With a mission to inspire and engage a younger audience, DixonBaxi partnered with Eurosport to deliver its Games-time campaign, taking strong cultural cues from the South Korean location of the Games. Injecting a ‘K-pop’ spirit of hyper-neon colours and vibrancy into the brand experience, they created a radically different cross-platform identity - the antithesis to the typical frost bitten white winter imagery - transforming the entire Eurosport brand into Games-mode over the fortnight of the games. As the first fully digital first Games across Europe, it demanded a suite of tools that would withstand the rigour of every mobile touchpoint. DixonBaxi crafted everything for Eurosport from social kits, to graphic systems designed for maximum mobile legibility.
The logo represented a strategic alliance between Eurosport, the Olympics and PyeongChang 2018. A simple, graphic silhouetted mountain provided the visual metaphor to unite three logos into one iconic mark.
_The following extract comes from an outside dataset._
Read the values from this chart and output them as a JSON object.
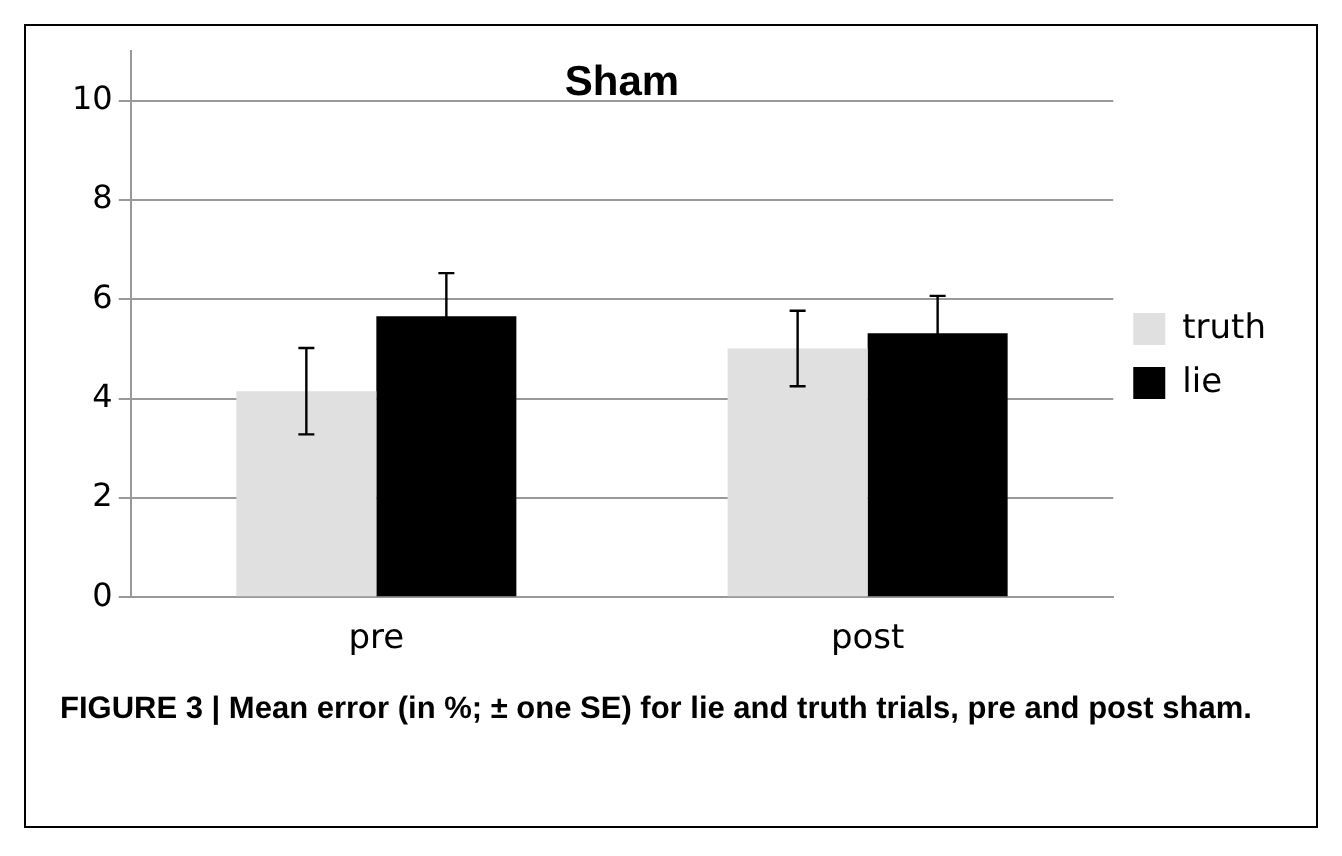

The angular shapes in turn inform the broader visual identity of bold graphic slices that create a dramatic, infinitely flexible look across digital, studio set design, on-air and OOH advertising.
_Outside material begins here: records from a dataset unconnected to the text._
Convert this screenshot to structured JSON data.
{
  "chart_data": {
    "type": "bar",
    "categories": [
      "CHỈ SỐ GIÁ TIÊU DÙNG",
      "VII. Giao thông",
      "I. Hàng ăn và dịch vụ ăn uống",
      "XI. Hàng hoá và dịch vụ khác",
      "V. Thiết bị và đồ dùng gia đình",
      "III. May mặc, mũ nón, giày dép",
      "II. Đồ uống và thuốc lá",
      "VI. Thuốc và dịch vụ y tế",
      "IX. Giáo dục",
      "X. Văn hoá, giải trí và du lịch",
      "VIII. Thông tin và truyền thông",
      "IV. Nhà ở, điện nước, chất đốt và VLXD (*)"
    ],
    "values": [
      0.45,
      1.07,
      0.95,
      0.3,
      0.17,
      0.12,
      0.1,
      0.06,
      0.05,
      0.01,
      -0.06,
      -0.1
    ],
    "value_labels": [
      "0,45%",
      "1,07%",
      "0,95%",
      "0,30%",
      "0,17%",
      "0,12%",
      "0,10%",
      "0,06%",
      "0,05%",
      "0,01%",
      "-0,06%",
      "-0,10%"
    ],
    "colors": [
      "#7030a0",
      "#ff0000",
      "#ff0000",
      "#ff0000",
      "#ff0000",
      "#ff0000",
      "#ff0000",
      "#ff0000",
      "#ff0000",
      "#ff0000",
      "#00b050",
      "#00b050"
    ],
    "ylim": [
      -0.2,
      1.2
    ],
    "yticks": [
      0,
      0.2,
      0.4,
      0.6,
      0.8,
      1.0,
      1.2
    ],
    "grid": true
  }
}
The logo includes the wordmark from the official PyeongChang 2018 Olympic Winter Games logo, topped by Eurosport’s logo, topped by one piece of original design in the form of a minimalist set of mountains knocked out of a circle. Nothing too exciting — certainly better than NBC’s rendition — but since it’s a short-lived logo and its main goal is to communicate that this is about the Olympics on Eurosport in a quick, efficient way, this does the job quite well and establishes the bold, hard-angled aesthetic for the rest of the identity.
The unique forms of the Korean written language - Hangul - provided fuel for the typography and pictograms. DixonBaxi commissioned A2Type to cut a bespoke Hangul inspired font ‘ES Pyeongchang 2018’. With the typeface design established, they then used the forms as the foundation to crafting an exclusive suite of pictograms for every sport from Big Air to Curling. The pictograms and typeface beautifully complimented each other and delivered a distinct and iconic communication layer atop the fluid graphic system, infusing a Korean spirit into the brand experience.
The custom font looks good small or from afar when the half-square, half-rounded endings of the letters are less noticeable. That “M” troubles me so much and, in general, there is a very weird clash of contours in each letter.
The pictograms have a fun energy and they are all nicely integrated through the angles and by echoing the rounded corner gestures of the font.
DixonBaxi collaborated with specialist Director of Photography James Medcraft to film and photograph the athletes bathed in UV light while firing gallons of specially formulated UV paint at them to represent snow, speed and the extreme nature of the sports. The result was a series of visually striking images that captured the energy, grace and intensity of the Olympic Winter Games.
The custom athlete imagery is loads of fun and exciting. It’s as if TRON and Daft Punk had a baby. The neon-infused images provide a great backdrop for the applications.
Despite my lack of enthusiasm for the font, I do admit that it looks good on the posters and provides a strong point of contrast to both the background images and the logo. In the broadcast graphics, below, it certainly stands out from the usual screen graphics.
As usual, DixonBaxi’s motion work (0:56 mark in the video above) is great, providing a wide but consistent palette of motion behaviors that make a strong use of the angles and the identity elements. Overall, this has a pretty great energy and a vibrant aesthetic that effectively and entertainingly helped funnel some of the host country’s cultural touchpoints through winter sports.